Parkstadt in Donauwörth: Dunkle Wege wecken ungute Gefühle

Dunkle Wege am Abend wecken ungute Gefühle bei Menschen, wenn sie allein unterwegs sind. Daher hatte Stadtrat Markus Reichensberger (AL/ JB) einen Antrag ausgearbeitet, über den der Bauausschuss am Montagabend befunden hat. Der Antrag sieht die Verbesserung der Beleuchtung des Fußweges zum Schellenberg vor – also jener Wegeverbindung zwischen der Fußgängerbrücke (Am Spachet) und der Sternschanzenstraße entlang des Freibads.

Derzeit ist der Weg nur recht dürftig mit drei Leuchten bestückt – vier neue Leuchten sollen nun hinzukommen. Das war auch bei den Ausschussmitgliedern unstrittig, zumal immer wieder Hinweise der Bürger zu hören waren, die auf den mangelhaften Zustand aufmerksam gemacht hatten.

Warten auf ein Konzept zur besseren Anbindung der Parkstadt

Der Antrag ging aber über die Frage der Beleuchtung hinaus: Auch die genannten Fußwege – es gibt einen breiteren und einen schmaleren an genannter Stelle – sollten ausgebessert beziehungsweise neu asphaltiert werden. Hierzu meinte eine Reihe von Ausschussmitgliedern, wie etwa Brigitte Kundinger-Schmidt (SPD), Stefanie Musaeus (PWG/FW/BfD) und deren Fraktionskollege Thomas Straulino, dass dies erst dann geschehen sollte, wenn klar sei, wie es mit der generellen Anbindung der Parkstadt an die Innenstadt weitergehe. Hiermit sei aktuell ein Agenturbüro befasst, wie Oberbürgermeister Jürgen Sorré am Dienstag auf Nachfrage unserer Zeitung berichtet.

Die Planer sollen schlüssige Konzepte zur besseren Anbindung der Parkstadt und Optionen zur Umsetzung vorlegen. Konkret geht es dabei vor allem um die bessere Anbindung des künftigen Alfred-Delp-Quartiers an die Innenstadt.

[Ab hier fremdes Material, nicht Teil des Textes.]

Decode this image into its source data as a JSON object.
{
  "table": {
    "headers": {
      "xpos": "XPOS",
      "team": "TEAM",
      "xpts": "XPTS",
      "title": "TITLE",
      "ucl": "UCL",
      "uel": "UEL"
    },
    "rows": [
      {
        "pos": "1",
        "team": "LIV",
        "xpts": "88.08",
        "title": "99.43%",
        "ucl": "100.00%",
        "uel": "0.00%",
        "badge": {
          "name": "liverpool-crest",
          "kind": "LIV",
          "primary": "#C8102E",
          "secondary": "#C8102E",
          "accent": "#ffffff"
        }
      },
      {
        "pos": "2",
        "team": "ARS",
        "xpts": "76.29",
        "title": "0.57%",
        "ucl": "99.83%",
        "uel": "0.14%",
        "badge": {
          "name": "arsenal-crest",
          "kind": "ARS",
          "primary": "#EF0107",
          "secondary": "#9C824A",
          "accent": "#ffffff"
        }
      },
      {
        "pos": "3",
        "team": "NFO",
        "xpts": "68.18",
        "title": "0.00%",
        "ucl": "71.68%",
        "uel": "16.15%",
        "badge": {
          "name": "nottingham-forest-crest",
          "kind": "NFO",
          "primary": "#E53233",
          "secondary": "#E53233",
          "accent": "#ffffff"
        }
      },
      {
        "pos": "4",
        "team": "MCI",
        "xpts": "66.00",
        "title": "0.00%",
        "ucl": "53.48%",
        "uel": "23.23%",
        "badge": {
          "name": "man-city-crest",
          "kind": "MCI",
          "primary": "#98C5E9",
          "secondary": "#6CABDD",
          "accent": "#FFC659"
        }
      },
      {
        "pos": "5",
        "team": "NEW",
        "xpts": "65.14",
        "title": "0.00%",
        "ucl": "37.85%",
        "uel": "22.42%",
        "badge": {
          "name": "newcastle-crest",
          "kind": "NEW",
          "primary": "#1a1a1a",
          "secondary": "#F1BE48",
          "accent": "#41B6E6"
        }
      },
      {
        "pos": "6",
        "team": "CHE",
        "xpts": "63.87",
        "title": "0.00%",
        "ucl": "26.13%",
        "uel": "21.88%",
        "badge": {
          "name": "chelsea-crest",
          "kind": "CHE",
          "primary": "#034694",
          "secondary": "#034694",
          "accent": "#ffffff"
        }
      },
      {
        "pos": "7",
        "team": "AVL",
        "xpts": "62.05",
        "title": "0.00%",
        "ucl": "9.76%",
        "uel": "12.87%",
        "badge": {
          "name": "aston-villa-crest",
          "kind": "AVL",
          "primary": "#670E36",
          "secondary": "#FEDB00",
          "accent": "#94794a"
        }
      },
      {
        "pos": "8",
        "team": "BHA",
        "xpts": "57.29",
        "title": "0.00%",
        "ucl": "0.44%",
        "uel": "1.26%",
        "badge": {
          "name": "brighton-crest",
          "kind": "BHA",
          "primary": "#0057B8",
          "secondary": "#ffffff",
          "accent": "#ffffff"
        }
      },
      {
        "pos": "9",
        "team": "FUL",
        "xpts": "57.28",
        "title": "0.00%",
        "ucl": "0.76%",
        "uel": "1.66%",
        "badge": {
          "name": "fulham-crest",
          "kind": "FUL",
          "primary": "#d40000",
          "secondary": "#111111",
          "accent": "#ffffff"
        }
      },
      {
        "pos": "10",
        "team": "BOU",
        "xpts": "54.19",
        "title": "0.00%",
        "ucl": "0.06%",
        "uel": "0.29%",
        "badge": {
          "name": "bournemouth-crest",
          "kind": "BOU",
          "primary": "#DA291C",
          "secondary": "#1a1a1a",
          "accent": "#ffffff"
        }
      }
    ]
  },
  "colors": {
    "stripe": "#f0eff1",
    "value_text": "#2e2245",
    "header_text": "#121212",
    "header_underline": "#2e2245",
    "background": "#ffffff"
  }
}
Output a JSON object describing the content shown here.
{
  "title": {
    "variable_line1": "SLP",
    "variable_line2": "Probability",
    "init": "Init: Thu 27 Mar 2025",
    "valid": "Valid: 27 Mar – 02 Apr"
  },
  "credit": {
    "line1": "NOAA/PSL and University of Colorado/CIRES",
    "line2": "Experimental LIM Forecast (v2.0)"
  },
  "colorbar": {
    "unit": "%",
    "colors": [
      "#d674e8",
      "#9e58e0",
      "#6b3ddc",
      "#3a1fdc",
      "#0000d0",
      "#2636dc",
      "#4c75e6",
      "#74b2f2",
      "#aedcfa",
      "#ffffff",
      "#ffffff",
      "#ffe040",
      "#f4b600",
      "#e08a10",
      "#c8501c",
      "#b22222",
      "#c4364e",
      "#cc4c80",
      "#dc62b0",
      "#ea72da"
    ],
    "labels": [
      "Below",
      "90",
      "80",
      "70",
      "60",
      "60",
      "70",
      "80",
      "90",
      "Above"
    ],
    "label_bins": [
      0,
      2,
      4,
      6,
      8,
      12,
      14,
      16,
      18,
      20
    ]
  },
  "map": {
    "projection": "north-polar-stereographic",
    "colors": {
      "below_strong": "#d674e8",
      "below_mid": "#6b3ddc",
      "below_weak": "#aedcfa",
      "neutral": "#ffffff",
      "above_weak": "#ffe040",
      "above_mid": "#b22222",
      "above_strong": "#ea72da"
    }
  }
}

Einen Termin, wann jene Studie ausgearbeitet ist, gebe es allerdings bis dato noch nicht, so Sorré.

Was die Beleuchtungsproblematik an einigen Stellen in der Parkstadt als auch andernorts im Donauwörther Stadtgebiet angehe, so gehe man „punktuell“ vor – man gehe hierbei auch Hinweisen aus der Bevölkerung nach: „Wir schauen uns die Lage permanent an.“ Bislang sei indessen noch offen, was die Untersuchungen zur Anbindung der Parkstadt ergeben werden.